In users who develop a dependence or addiction, quitting can cause intense withdrawal symptoms, like anxiety, trouble sleeping, lack of appetite, mood swings, irritability and depression experts say.

Without a doubt, with these potential symptoms, increased availability and use, can lead to marriage and family issues that could require counseling.




Understanding addiction as a psychological symptom allows us to separate the drug from its use, and its use from addiction.


Addiction is addiction no matter which substance or activity comprises its narcotic alcohol, other drugs, shopping and eating can all act in the same functional way. This is the reason that so many addicts switch throughout their lives from one drug to another, or even from a drug to a non-drug addiction like gambling.  It is nonsensical to speak of such people as being dually addicted or even being multiply addicted; the inner engine of addiction its meaning is consistent for each individual, namely an effort to relieve feelings of being trapped, unhappy or helpless and to establish a sense of control. “I may have to go to this stinkin’ job Monday through Friday”, is a common example, “but I’m going to get drunk or smoke a few joints this weekend, and nobody is going to stop me.”


All compulsive or addictive behaviors are substitutions, or displacements, for a direct action that is felt in some sense to be deserved but not received, impossible or forbidden. The particular form this substitute action takes can be almost anything. We need to understand that addiction lies in the individual psychology of each person why he uses the drug and not in the nature of any, or all, drugs. (Of course, one can develop physical dependency through the heavy use of certain drugs, but physical addiction, being short term and treatable, has little to do with the problem of addiction.
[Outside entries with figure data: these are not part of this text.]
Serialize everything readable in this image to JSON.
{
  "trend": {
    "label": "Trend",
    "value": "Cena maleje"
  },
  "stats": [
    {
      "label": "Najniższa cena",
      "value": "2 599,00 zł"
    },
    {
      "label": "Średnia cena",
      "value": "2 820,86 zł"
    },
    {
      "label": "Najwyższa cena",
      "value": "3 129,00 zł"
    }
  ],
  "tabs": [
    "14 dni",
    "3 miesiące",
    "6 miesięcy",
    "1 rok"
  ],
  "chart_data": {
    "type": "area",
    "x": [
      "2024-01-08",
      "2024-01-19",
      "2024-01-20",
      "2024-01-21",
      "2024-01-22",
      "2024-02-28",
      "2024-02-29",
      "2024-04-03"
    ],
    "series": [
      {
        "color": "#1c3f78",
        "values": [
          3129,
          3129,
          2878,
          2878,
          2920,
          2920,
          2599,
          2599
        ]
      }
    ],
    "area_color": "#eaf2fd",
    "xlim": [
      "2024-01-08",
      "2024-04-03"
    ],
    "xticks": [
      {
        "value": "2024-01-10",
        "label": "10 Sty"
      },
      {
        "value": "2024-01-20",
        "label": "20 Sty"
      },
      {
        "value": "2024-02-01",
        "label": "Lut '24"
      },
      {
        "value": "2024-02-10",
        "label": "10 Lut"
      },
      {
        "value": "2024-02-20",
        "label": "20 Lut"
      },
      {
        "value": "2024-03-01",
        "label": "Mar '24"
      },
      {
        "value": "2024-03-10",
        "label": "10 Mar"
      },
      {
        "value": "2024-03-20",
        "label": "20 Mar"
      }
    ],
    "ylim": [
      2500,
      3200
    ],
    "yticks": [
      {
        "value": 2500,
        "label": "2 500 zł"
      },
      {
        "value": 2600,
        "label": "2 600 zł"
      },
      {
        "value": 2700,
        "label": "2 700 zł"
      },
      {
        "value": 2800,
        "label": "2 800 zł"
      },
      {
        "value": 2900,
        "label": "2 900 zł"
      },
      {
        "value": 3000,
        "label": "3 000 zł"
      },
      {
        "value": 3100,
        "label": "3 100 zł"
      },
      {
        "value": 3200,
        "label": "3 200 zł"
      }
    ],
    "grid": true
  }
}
It is crucial for us as addiction professionals to look outside of the substance and treat the addiction.  We may also be faced with helping families who disagree on the subject find peaceful, middle ground.





As stated, naturally, increasing the availability of any drug will increase its use and will increase the problems arising from that use.


If marijuana is more accessible, more people will experiment with it, including young people whose brains are still developing, and seem to be most susceptible to addiction.


While Washington has outlined use of tax revenue toward substance-abuse prevention, there is still the worry that legalization will lead to further abuse. Additionally, some fear that the states will receive more tourists because of this. Some worry about what affect drug-seeking tourists will have the local communities.


The hard reality is that we are in the midst of a protracted drug crisis in this culture with an extraordinary number of people regularly under the influence of alcohol and other drugs. And when peoples brains are chemically altered, they are more likely to break laws, drive dangerously, get violent, argue with family members and so forth.

Perhaps in light of these policy changes, whether we are pro or con on the subject, we turn our focus away from legal punishments for alcohol and drug issues, punishments which have not work very well at reducing abuse and addiction, and focus on better and more available education and treatment approaches. We currently spend an estimated 75 billion dollars yearly on the War on Drugs.  These funds could be put into the drug and mental health treatment industry with a sophisticated psychological approach.